The Hittite settlements were at Karahoyuk, which lies on the outskirts of Konya today. The archeological excavations have given light to the way of living of those people who lived on this land in those days. The Phrygians, who ended the Hittite domination on Asia Minor, were the migrating tribes form the Thrace. The findings from Aleaddin mound, Karapinar, Gicikisla and Sizma belong to the seventh millennium B.C.. Konya (Cavania) was invaded by the Lycian, Alexander the Great and the Romans. The Roman domination all over Asia Minor was long-lasting and Konya was Iconium then (25 A.D.)
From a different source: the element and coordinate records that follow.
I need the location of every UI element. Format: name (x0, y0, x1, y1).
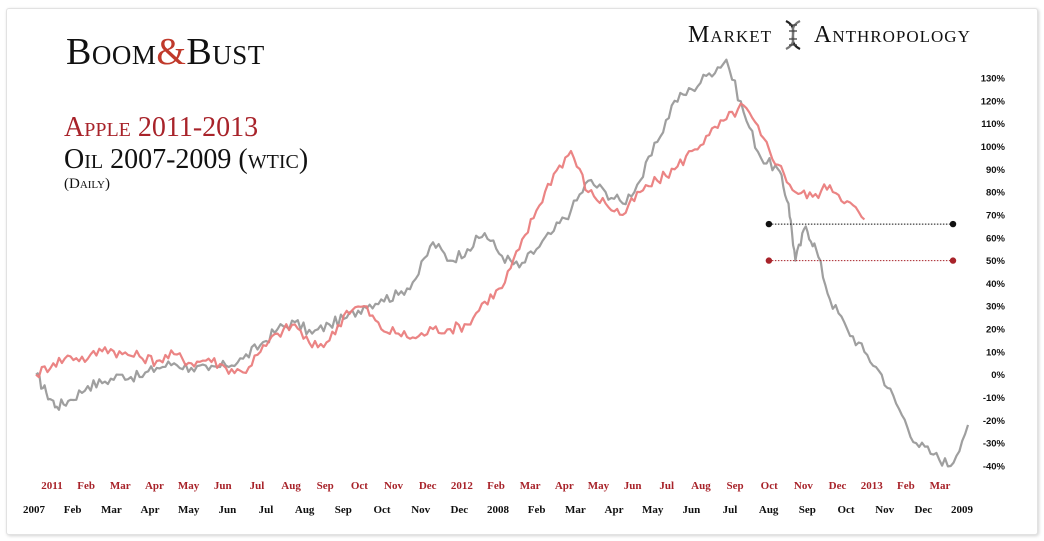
x-tick-label-apple: Nov (794, 480, 813, 492)
subtitle-oil: Oil 2007-2009 (wtic) (64, 144, 309, 175)
y-tick-label: -30% (983, 439, 1006, 450)
y-tick-label: -10% (983, 393, 1006, 404)
title-amp: & (156, 31, 187, 73)
x-tick-label-apple: Aug (691, 480, 711, 492)
x-tick-label-apple: Feb (897, 480, 915, 492)
x-tick-label-oil: Sep (799, 504, 816, 516)
reference-line-start-dot (765, 220, 773, 228)
x-tick-label-apple: Nov (384, 480, 403, 492)
reference-line-start-dot (765, 257, 773, 264)
apple-series-line (35, 102, 866, 379)
x-tick-label-oil: May (642, 504, 664, 516)
x-tick-label-oil: Dec (914, 504, 932, 516)
title-bust: Bust (186, 31, 265, 73)
x-tick-label-apple: 2013 (861, 480, 884, 492)
x-tick-label-apple: Feb (487, 480, 505, 492)
x-tick-label-apple: Apr (145, 480, 164, 492)
y-tick-label: 80% (986, 188, 1006, 199)
x-tick-label-oil: Aug (295, 504, 315, 516)
y-tick-label: -40% (983, 462, 1006, 473)
x-tick-label-apple: Jul (659, 480, 674, 492)
dna-helix-icon (785, 20, 801, 50)
y-tick-label: 130% (981, 74, 1006, 85)
x-tick-label-apple: Oct (351, 480, 368, 492)
x-tick-label-apple: Mar (110, 480, 131, 492)
subtitle-frequency: (Daily) (64, 176, 110, 192)
x-tick-label-oil: Jun (218, 504, 236, 516)
x-tick-label-apple: Dec (419, 480, 437, 492)
y-tick-label: -20% (983, 416, 1006, 427)
x-tick-label-oil: Jun (682, 504, 700, 516)
y-tick-label: 30% (986, 302, 1006, 313)
y-tick-label: 100% (981, 142, 1006, 153)
reference-line-end-dot (949, 257, 957, 264)
chart-frame (6, 8, 1038, 535)
x-tick-label-oil: 2007 (23, 504, 46, 516)
x-tick-label-apple: Sep (727, 480, 744, 492)
x-tick-label-oil: Jul (723, 504, 738, 516)
y-tick-label: 110% (981, 119, 1005, 130)
x-tick-label-oil: Apr (605, 504, 624, 516)
x-tick-label-apple: May (588, 480, 610, 492)
y-tick-label: 10% (986, 347, 1006, 358)
x-tick-label-oil: Aug (759, 504, 779, 516)
x-tick-label-apple: 2011 (41, 480, 62, 492)
brand-logo: Market Anthropology (688, 19, 971, 51)
x-tick-label-oil: Oct (373, 504, 390, 516)
x-tick-label-oil: Mar (565, 504, 586, 516)
x-tick-label-apple: Aug (281, 480, 301, 492)
x-tick-label-oil: Nov (875, 504, 894, 516)
x-tick-label-oil: 2008 (487, 504, 510, 516)
x-tick-label-apple: 2012 (451, 480, 474, 492)
y-tick-label: 0% (991, 370, 1005, 381)
x-tick-label-oil: Feb (64, 504, 82, 516)
y-tick-label: 40% (986, 279, 1006, 290)
x-tick-label-oil: Dec (450, 504, 468, 516)
x-tick-label-apple: May (178, 480, 200, 492)
oil-series-line (35, 58, 970, 468)
y-tick-label: 120% (981, 96, 1006, 107)
x-tick-label-oil: Jul (259, 504, 274, 516)
x-tick-label-oil: Oct (837, 504, 854, 516)
subtitle-apple: Apple 2011-2013 (64, 112, 259, 143)
x-tick-label-apple: Jun (214, 480, 232, 492)
title-boom: Boom (66, 31, 157, 73)
y-tick-label: 50% (986, 256, 1006, 267)
x-tick-label-oil: Mar (101, 504, 122, 516)
reference-line-end-dot (949, 220, 957, 228)
brand-left: Market (688, 21, 773, 48)
x-tick-label-oil: Apr (141, 504, 160, 516)
x-tick-label-apple: Sep (317, 480, 334, 492)
y-tick-label: 90% (986, 165, 1006, 176)
x-tick-label-oil: 2009 (951, 504, 974, 516)
x-tick-label-oil: Feb (528, 504, 546, 516)
x-tick-label-apple: Oct (761, 480, 778, 492)
brand-right: Anthropology (814, 21, 971, 48)
y-tick-label: 70% (986, 210, 1006, 221)
x-tick-label-apple: Dec (829, 480, 847, 492)
chart-title: Boom&Bust (66, 30, 265, 74)
x-tick-label-apple: Mar (520, 480, 541, 492)
y-tick-label: 60% (986, 233, 1006, 244)
x-tick-label-apple: Jun (624, 480, 642, 492)
x-tick-label-apple: Apr (555, 480, 574, 492)
x-tick-label-oil: May (178, 504, 200, 516)
x-tick-label-apple: Feb (77, 480, 95, 492)
y-tick-label: 20% (986, 325, 1006, 336)
x-tick-label-oil: Nov (411, 504, 430, 516)
x-tick-label-apple: Jul (250, 480, 265, 492)
x-tick-label-apple: Mar (930, 480, 951, 492)
x-tick-label-oil: Sep (335, 504, 352, 516)
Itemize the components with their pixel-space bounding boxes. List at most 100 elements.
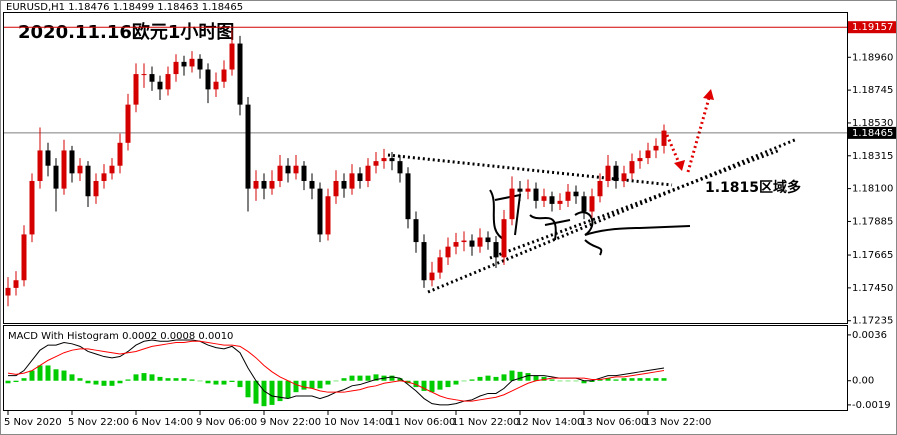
y-tick-label: 1.17450 xyxy=(852,283,893,294)
candle-body xyxy=(141,74,147,76)
histogram-bar xyxy=(245,380,251,398)
candle-body xyxy=(581,196,587,212)
histogram-bar xyxy=(397,378,403,381)
histogram-bar xyxy=(325,380,331,385)
x-tick-label: 9 Nov 06:00 xyxy=(196,417,257,428)
candle-body xyxy=(133,74,139,105)
candle-body xyxy=(493,242,499,258)
histogram-bar xyxy=(541,376,547,381)
candle-body xyxy=(589,196,595,212)
histogram-bar xyxy=(261,380,267,407)
candle-body xyxy=(245,104,251,189)
x-tick-label: 5 Nov 2020 xyxy=(4,417,62,428)
y-tick-label: 1.17665 xyxy=(852,250,893,261)
histogram-bar xyxy=(93,380,99,385)
histogram-bar xyxy=(581,380,587,384)
candle-body xyxy=(213,81,219,90)
candle-body xyxy=(525,188,531,192)
histogram-bar xyxy=(117,380,123,384)
histogram-bar xyxy=(317,380,323,389)
histogram-bar xyxy=(149,374,155,381)
histogram-bar xyxy=(469,379,475,381)
candle-body xyxy=(101,173,107,181)
histogram-bar xyxy=(525,373,531,381)
histogram-bar xyxy=(37,365,43,381)
candle-body xyxy=(389,158,395,162)
histogram-bar xyxy=(573,380,579,382)
histogram-bar xyxy=(565,380,571,382)
histogram-bar xyxy=(437,380,443,390)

Saint Paul, who landed at Antalya and made his way to the inner parts of Central Anatolia, made her a land of the Ottoman Empire. From there, passed through Antiochia (Yalvac) and came to Iconium. In those days Lystra, Laodica and Sille were the predominant Byzantine settlements. The penetration of Islam into Asia Minor brought the Arabian raids, which were made through Konya. After the Battle of Malazgirt in 1071 a large part of Anatolia including Konya was captured by Seljuk Turks and the dominance of the Eastern Roman Empire began to disappear. Suleyman Shah, the Anatolian Seljuk Sultan, declared Konya the seat of his crown in 1076. In 1080 Iznik was made the capital and in 1097, once more Konya was declared the capital of Anatolian Seljuk Empire staying that way until 1277. Karamanoglu Mehmet Bey took the rule of the Karamanogullari State. The Ottoman Sultan Murad II. captured Konya in 1442 and ended the Karamanogullari rule. Konya enjoyed many estimable years and made herself a notable reputation during the Ottoman reign. Konya was the halting place of Yavuz Sultan Selim during his campaigns to Egypt a Persia. Suleyman the Magnificent and Murad IV. halted in Konya on their way to Baghdad.

The city grew larger a developed rapidly after 1923. The considerably rich background of Konya has been enough to make her to be considered as an open air museum with numerous historical sites and a large number of works of art. Karatay, Meram and Selcuklu districts are up the Konya Metropol.